Младой Дафнис, гоняясь за Доридой,
«Постой, – кричал, – прелестная! постой,
Скажи: “Люблю” – и бегать за тобой
Не стану я – клянуся в том Кипридой!»
«Молчи, молчи!» – Рассудок говорил.
А плут Эрот: «Скажи: ты сердцу мил!»
Конструкция двустиший особенно жесткая: повторяются фразы, устойчивы рифмы. Изменения и вариации минимальны – и тем эффектнее они подводят к концовке, где изменения существенны: «Рассудок что ж? Рассудок уж молчал». «Рассудок и любовь» – первый успех Пушкина в композиции как искусстве гармонии, шаг к высокой композиционной культуре, которая станет существенной приметой пушкинской поэзии.
Творческая фантазия Пушкина неистощима. Найденный прием не исчерпывает себя, а разрабатывается дальше, варьируется.

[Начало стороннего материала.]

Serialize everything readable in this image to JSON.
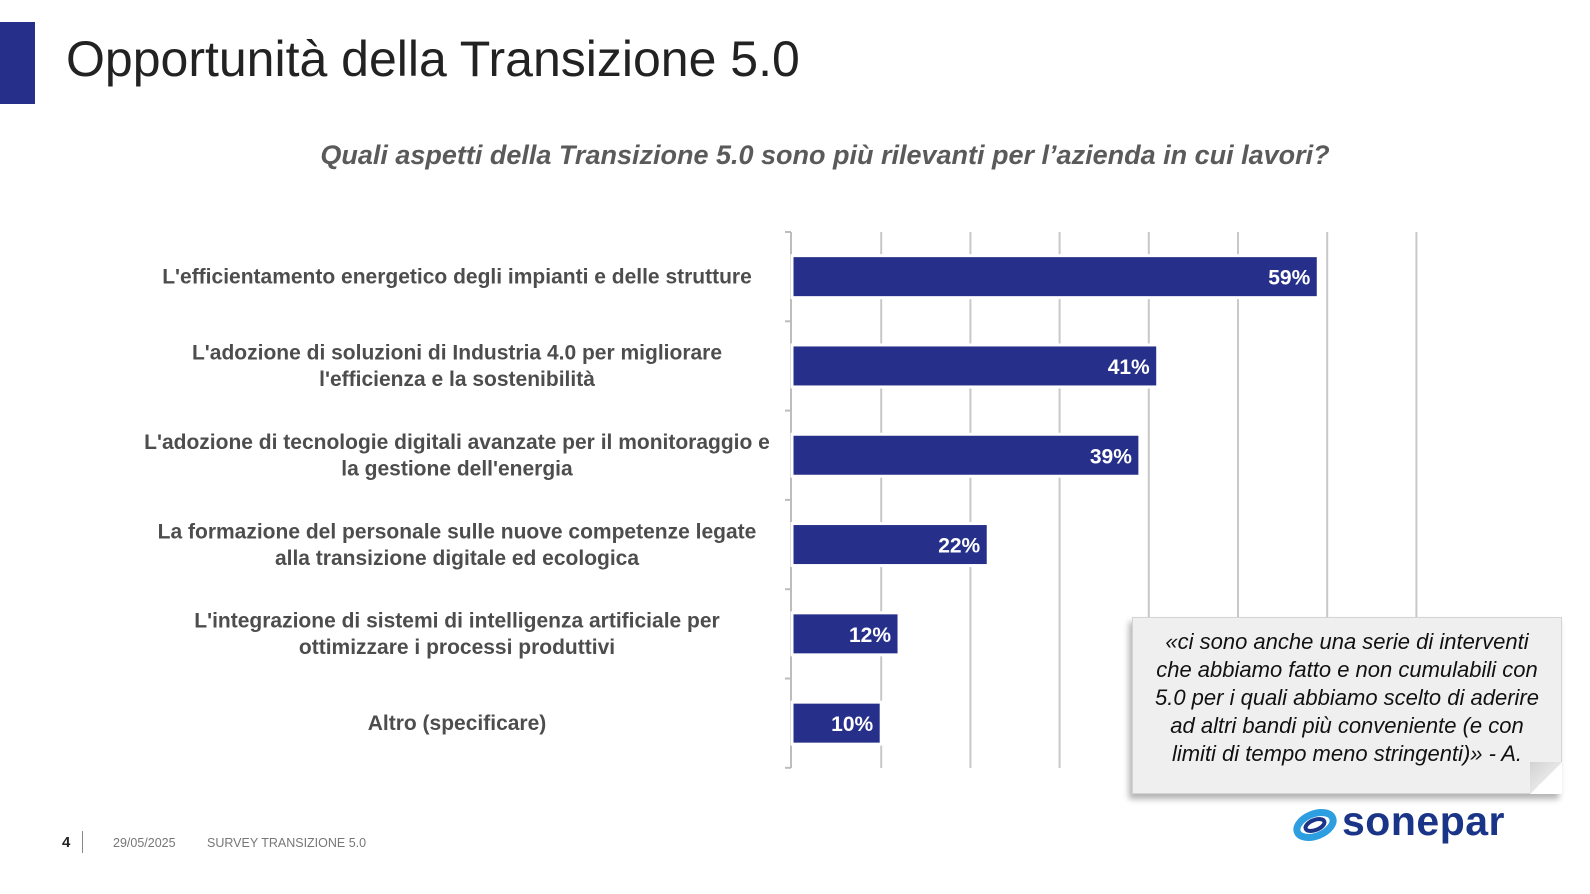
{
  "slide": {
    "title": "Opportunità della Transizione 5.0",
    "page_number": "4",
    "date": "29/05/2025",
    "footer_label": "SURVEY TRANSIZIONE 5.0",
    "logo_text": "sonepar"
  },
  "colors": {
    "accent": "#26308b",
    "bar": "#26308b",
    "logo_blue": "#1a3487",
    "logo_cyan": "#2d9ee0"
  },
  "quote": {
    "lines": [
      "«ci sono anche una serie di interventi",
      "che abbiamo fatto e non cumulabili con",
      "5.0 per i quali abbiamo scelto di aderire",
      "ad altri bandi più conveniente (e con",
      "limiti di tempo meno stringenti)» - A."
    ]
  },
  "chart_data": {
    "type": "bar",
    "orientation": "horizontal",
    "title": "Quali aspetti della Transizione 5.0 sono più rilevanti per l’azienda in cui lavori?",
    "categories": [
      [
        "L'efficientamento energetico degli impianti e delle strutture"
      ],
      [
        "L'adozione di soluzioni di Industria 4.0 per migliorare",
        "l'efficienza e la sostenibilità"
      ],
      [
        "L'adozione di tecnologie digitali avanzate per il monitoraggio e",
        "la gestione dell'energia"
      ],
      [
        "La formazione del personale sulle nuove competenze legate",
        "alla transizione digitale ed ecologica"
      ],
      [
        "L'integrazione di sistemi di intelligenza artificiale per",
        "ottimizzare i processi produttivi"
      ],
      [
        "Altro (specificare)"
      ]
    ],
    "values": [
      59,
      41,
      39,
      22,
      12,
      10
    ],
    "value_labels": [
      "59%",
      "41%",
      "39%",
      "22%",
      "12%",
      "10%"
    ],
    "xlim": [
      0,
      70
    ],
    "grid": true,
    "legend": "none"
  }
}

Много общего c «Рассудком и любовью» в стихотворении «Опытность»: здесь тоже строфическое построение, и хотя рисунок строфы другой, сохранен принцип варьирования итогового двустишия, сохранена тема успешной борьбы Эрота с рассудком. Но «Опытность» – никак не механическое повторение найденной темы и приемов: повествование от третьего лица переводится в личный план; изображение эпизода из жизни героев развертывается в панораму всей человеческой жизни (Эрот постучится – постучался – не стукнется).

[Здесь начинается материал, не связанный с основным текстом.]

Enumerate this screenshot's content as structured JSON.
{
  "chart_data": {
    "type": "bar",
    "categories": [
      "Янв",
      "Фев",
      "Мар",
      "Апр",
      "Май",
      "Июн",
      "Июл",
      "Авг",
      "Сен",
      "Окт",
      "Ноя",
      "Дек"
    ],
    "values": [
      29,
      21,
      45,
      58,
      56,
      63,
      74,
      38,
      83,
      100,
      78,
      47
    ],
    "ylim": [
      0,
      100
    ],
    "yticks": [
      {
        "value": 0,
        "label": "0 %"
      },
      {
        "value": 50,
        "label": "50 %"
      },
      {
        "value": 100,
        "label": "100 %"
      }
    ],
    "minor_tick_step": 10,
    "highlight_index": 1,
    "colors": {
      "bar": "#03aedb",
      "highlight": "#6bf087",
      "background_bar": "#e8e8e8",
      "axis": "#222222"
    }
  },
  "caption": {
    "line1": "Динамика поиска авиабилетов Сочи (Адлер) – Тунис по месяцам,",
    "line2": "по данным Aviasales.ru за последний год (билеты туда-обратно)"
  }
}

В «Блаженстве» развивается диалогическая форма изложения. Меняются собеседники: юного пастуха напутствует Сатир. Раздвигается идейно-тематический диапазон: прежде любовь выдвигалась главной (единственной?) ценностью жизни, теперь она предстает одним из слагаемых блаженства; не меньшее блаженство доставляет вино. Еще лучше – чередовать свои занятия. Тогда можно реализовать принцип: «Миг блаженства век лови…»: протяженный век распадается на миги, но каждое мгновение можно склонить к удовольствию. Предлагается способ избежать страданий любви: изменила нежная Хлоя – можно утешиться в объятиях Дориды.

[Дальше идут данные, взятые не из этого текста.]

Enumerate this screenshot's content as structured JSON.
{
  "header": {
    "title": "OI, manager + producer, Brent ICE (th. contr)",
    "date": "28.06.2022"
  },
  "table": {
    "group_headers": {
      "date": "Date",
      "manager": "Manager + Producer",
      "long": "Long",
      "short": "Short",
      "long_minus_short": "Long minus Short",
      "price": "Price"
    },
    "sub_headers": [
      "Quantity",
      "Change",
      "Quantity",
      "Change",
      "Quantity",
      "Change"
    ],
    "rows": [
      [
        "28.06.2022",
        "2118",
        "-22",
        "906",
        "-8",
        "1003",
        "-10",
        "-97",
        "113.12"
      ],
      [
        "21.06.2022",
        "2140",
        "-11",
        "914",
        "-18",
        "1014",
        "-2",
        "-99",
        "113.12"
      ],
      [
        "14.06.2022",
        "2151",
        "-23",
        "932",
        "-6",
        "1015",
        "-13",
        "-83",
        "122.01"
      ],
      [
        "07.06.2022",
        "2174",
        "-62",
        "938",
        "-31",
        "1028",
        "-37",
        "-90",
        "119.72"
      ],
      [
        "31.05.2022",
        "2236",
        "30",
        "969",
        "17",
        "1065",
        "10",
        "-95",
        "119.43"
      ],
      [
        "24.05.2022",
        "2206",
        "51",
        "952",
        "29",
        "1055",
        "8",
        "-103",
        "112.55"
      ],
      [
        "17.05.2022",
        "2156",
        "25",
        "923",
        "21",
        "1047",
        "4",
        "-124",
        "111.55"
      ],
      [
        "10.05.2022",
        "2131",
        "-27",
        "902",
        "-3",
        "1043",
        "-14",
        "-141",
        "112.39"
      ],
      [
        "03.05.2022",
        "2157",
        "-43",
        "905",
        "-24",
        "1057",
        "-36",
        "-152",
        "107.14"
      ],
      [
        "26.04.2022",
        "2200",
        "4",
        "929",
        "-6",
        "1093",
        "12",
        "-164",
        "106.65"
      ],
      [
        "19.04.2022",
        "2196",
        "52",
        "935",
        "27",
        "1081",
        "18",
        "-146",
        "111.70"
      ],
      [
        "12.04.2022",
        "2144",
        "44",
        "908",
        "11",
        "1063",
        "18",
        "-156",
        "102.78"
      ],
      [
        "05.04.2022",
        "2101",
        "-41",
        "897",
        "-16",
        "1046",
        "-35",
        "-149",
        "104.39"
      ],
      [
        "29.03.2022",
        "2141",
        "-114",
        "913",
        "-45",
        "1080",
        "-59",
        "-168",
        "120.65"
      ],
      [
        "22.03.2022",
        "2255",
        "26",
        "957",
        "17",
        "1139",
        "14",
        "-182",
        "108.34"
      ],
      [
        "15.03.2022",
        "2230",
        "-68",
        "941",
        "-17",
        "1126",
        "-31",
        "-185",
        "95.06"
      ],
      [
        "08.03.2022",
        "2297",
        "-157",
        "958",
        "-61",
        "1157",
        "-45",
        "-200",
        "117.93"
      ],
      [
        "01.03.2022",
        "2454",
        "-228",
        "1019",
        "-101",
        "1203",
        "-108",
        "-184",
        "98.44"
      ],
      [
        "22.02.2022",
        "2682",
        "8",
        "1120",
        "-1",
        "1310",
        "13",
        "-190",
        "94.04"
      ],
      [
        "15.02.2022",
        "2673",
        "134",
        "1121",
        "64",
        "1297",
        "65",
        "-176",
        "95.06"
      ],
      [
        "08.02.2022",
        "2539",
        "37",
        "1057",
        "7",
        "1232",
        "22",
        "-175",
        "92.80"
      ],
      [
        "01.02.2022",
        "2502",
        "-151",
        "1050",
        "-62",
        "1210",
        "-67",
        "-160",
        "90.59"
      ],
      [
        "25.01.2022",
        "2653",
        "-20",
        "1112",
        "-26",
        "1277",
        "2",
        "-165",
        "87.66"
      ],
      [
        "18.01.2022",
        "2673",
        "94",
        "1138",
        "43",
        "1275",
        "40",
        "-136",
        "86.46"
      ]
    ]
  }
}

В большой степени условный диалог Дафниса и Дориды («Рассудок и любовь») дозревает, под воздействием народных песен, до живых, психологически убедительных интонаций в балладе «Казак». Аллегорические дублеры, Рассудок и Эрот, здесь не нужны, страсть и доводы разума выговариваются персонажами. Результат противоборства соблазна и осторожности тот же, в пользу первого, но неизмеримо более существенное приближение к реалиям жизни вносит драматическую ноту. Опять-таки в силу этой жизненной достоверности повествование избегает аффектированных тонов в изображении страданий и сохраняет будничность интонаций, но бесстрастие оказывается эмоционально более убедительным.